Suggestions required

animeshsarraf · December 5, 2018, 11:00am

Hi All,
Im using R for text analysis to categorize text into different classes. There are certain cases where it predicts wrong results. Are there more efficient ways to get higher accuracy .
I have done the following in my code :
cleaning data, making tokens, stemming, ngrams ( 1-3) .Also used SVD and cosine similarity
Any specific methods or functions which can be used to improve results ?

technocrat · December 5, 2018, 9:35pm

The community can help you better with more information, especially if you include detail about your set-up with sessionInfo() and representative code -- see FAQ: What's a reproducible example (`reprex`) and how do I do one?

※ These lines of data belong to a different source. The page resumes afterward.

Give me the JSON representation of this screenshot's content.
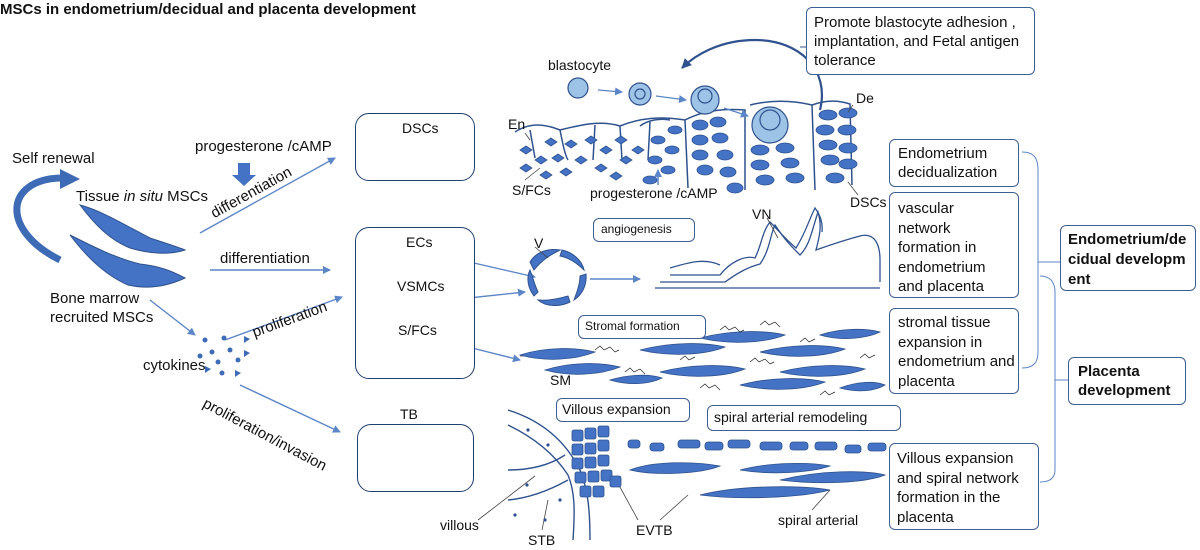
{
  "title": "MSCs in endometrium/decidual and placenta development",
  "left": {
    "self_renewal": "Self renewal",
    "tissue_msc_prefix": "Tissue ",
    "tissue_msc_italic": "in situ",
    "tissue_msc_suffix": " MSCs",
    "bone_marrow": "Bone marrow",
    "recruited": "recruited MSCs",
    "cytokines": "cytokines"
  },
  "arrows": {
    "progesterone_camp": "progesterone /cAMP",
    "differentiation_upper": "differentiation",
    "differentiation_mid": "differentiation",
    "proliferation": "proliferation",
    "proliferation_invasion": "proliferation/invasion"
  },
  "cell_boxes": {
    "dscs": "DSCs",
    "ecs": "ECs",
    "vsmcs": "VSMCs",
    "sfcs": "S/FCs",
    "tb": "TB"
  },
  "tissue_labels": {
    "blastocyte": "blastocyte",
    "en": "En",
    "de": "De",
    "sfcs": "S/FCs",
    "progesterone_camp": "progesterone /cAMP",
    "dscs": "DSCs",
    "angiogenesis": "angiogenesis",
    "v": "V",
    "vn": "VN",
    "stromal_formation": "Stromal formation",
    "sm": "SM",
    "villous_expansion": "Villous expansion",
    "spiral_arterial_remodeling": "spiral arterial remodeling",
    "villous": "villous",
    "stb": "STB",
    "evtb": "EVTB",
    "spiral_arterial": "spiral arterial"
  },
  "outcomes": {
    "promote": "Promote blastocyte adhesion , implantation, and Fetal antigen tolerance",
    "decidualization": "Endometrium decidualization",
    "vascular": "vascular network formation in endometrium and placenta",
    "stromal": "stromal tissue expansion in endometrium and placenta",
    "villous": "Villous expansion and spiral network formation in the placenta"
  },
  "summary": {
    "endometrium": "Endometrium/decidual development",
    "placenta": "Placenta development"
  },
  "colors": {
    "cell_fill": "#4472c4",
    "cell_stroke": "#2f528f",
    "arrow": "#5b86c8",
    "light_fill": "#9dc3e6",
    "box_border": "#3c5f95"
  }
}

That said, NLP is challenging, even among native speakers in person! BTW: take a look at tidytext package. It has some good tools for data prep and basic analysis.

EconomiCurtis · December 6, 2018, 10:29am

As more of an introduction, the following chapter of TidyText on topic modeling introduces this idea,

A kaggle tutorial:

A datacamp tutorial

Ideally, you'll have samples you've pre-classified. That way you can measure the effectiveness of various methods and -- if this step was done carefully -- infer the relative strength of these methods on new data.

system · December 27, 2018, 10:41am

This topic was automatically closed 21 days after the last reply. New replies are no longer allowed.